A racist entered a church famous for black community and civil rights. He was welcomed. He remained there for an hour, and then he stood and began shooting people. When one of them tried to talk him out of it he said, “No, you’ve raped our women, and you are taking over the country … I have to do what I have to do.” He reloaded several times. He ultimately killed 9 people. He let one live, asking if she’d been shot, and said he wanted her to tell people what he did. Friends said he has been talking about blacks lately and apparently he told neighbors about plans to shoot blacks. No one took him seriously.
After he was arrested, he confessed and said he wanted to start a race war. He went there specifically to kill black people. That is a simple, horrible fact.
This is not about gun control. That’s an important discussion, but not the one we need to have.
This is not because he was evil. He was not possessed by the devil, or driven to it by any supernatural means.
This is not about mental illness, or what meds he was on.
He was a human being, and he did what other ignorant, fearful, misguided, hate-filled human beings have done throughout history. He is not, at all, unusual.
No, what we need to talk about, desperately, is how he got that way. Where he got this hatred and fear of black people. His family. His friends. People he talked to online. What media he consumes. Not to excuse his actions, not in the least, but because what so many people seem to try so very hard to ignore is how deeply ingrained racism is in this country.
Right now, right now on Twitter he has supporters and apologists. The /r/Coonhunt board on Reddit is complaining about anti-white biased media coverage. Check the message boards at Stormfront or any of the other white supremicist sites, if you can stomach it. And those are the extremes. There are also the many people who don’t really care that some black people got shot, they just know better than to say it out loud. There are jokes. A big chunk of white America may be horrified that anyone died, but they would also be happy if all the blacks would just leave, because they want to take back America, whatever the hell that means. There are people trying incredibly hard to make this an attack on religion, because they are unable or unwilling to face the reality.
The victims were not thugs. They did absolutely nothing to provoke an attack, other than being black.

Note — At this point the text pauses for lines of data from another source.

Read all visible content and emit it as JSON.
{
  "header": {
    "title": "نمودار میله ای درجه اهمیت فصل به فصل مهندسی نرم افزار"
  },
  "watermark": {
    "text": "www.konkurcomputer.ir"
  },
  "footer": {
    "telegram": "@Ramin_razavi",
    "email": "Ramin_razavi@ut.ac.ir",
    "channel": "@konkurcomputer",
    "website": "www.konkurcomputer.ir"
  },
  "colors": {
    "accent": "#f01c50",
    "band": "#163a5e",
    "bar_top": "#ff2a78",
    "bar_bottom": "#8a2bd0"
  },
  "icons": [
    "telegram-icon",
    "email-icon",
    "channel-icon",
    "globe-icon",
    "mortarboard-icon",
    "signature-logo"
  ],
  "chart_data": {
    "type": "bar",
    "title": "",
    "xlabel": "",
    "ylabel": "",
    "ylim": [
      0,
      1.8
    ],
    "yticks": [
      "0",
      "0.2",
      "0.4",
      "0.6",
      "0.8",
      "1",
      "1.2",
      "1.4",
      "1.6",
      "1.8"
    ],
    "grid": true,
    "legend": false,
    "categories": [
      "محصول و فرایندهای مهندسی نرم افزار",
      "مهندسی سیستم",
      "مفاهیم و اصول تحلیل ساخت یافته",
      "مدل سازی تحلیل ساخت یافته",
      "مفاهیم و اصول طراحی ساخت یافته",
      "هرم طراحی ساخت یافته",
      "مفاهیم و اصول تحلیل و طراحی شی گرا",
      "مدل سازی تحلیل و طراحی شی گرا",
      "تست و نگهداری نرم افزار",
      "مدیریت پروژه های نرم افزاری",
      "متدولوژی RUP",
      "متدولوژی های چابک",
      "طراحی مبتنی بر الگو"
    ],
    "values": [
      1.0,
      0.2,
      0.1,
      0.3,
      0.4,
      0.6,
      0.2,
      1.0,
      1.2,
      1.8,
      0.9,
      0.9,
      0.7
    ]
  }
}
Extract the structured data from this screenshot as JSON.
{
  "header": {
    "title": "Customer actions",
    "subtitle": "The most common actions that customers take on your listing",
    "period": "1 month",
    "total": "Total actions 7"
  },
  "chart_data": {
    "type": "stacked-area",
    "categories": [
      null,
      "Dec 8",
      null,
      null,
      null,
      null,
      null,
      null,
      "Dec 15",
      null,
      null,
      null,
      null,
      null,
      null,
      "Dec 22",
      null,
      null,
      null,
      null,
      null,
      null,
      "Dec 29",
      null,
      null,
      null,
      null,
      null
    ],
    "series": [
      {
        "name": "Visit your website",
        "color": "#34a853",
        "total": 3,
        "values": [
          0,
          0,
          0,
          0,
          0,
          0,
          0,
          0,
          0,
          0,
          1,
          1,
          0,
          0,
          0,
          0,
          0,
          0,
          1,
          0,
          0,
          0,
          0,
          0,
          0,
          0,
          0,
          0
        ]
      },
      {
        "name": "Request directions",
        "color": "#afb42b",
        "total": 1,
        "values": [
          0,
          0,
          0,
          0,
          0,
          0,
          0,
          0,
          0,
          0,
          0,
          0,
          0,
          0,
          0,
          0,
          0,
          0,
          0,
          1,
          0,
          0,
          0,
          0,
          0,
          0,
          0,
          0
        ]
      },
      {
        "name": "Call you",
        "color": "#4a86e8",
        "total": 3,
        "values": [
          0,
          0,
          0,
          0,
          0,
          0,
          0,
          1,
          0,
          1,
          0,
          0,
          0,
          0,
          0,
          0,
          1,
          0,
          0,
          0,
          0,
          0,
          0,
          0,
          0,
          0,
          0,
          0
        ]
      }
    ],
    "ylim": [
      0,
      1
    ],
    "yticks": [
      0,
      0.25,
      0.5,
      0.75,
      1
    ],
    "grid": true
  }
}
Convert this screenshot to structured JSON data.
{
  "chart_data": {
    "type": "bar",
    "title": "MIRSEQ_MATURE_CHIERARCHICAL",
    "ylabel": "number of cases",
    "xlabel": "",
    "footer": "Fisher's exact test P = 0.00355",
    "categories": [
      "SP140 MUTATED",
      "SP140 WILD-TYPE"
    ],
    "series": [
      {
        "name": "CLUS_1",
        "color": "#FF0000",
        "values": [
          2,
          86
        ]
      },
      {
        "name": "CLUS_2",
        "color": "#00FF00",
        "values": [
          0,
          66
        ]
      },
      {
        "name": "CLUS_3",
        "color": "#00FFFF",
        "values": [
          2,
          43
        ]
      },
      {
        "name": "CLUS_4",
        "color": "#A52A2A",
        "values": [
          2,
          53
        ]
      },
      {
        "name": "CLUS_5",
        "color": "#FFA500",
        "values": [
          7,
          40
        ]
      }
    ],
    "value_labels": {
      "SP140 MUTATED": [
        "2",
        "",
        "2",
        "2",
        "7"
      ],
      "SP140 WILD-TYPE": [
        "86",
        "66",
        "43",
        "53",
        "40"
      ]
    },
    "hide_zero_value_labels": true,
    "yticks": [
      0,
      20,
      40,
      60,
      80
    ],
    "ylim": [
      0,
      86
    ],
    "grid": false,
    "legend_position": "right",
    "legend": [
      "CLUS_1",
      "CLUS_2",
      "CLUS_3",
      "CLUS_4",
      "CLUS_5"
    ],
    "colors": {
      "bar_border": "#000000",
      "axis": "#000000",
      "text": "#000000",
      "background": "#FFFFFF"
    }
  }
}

Roof told police he almost didn’t go through with it because “everyone was so nice to him.” Roof is 21, he’s not a hothead kid. And he has admitted in no uncertain terms that he wanted to kill blacks. There really is no way to spin this as anything other than a racist hate crime, although people are trying so very hard to do just that.
Don’t let people name Roof as a lone gunman, mentally ill, or evil. Don’t name him anything that labels him an aberration or an outlier or an exception. He’s not alone. He’s just the one that committed to his goal, and he’s the one who got caught. There are nearly 300,000 hate crimes in the U.S. every year.
Roof is a cockroach, the one you see in the kitchen when you turn on the light, and it is good that he’s been stopped. What we need to be looking for are the hundreds, thousands, millions more we don’t see.
Note that I am not denying that racism exists in this country and needs to be addressed.
However, the Charleston shooter literally came out and said that he was doing what he was doing because he didn’t think there were enough people who thought the way he did. Because there wasn’t a large enough “support network”, for lack of a better phrase, for racist jackasses like him, and because he wanted to “inspire” the creation of one.
He was a lone murderer, because he literally could not find anyone to help him, and he’s said exactly that.
He was very much alone, and I, personally, see that as a positive development, considering that even 30 years ago he might not have been.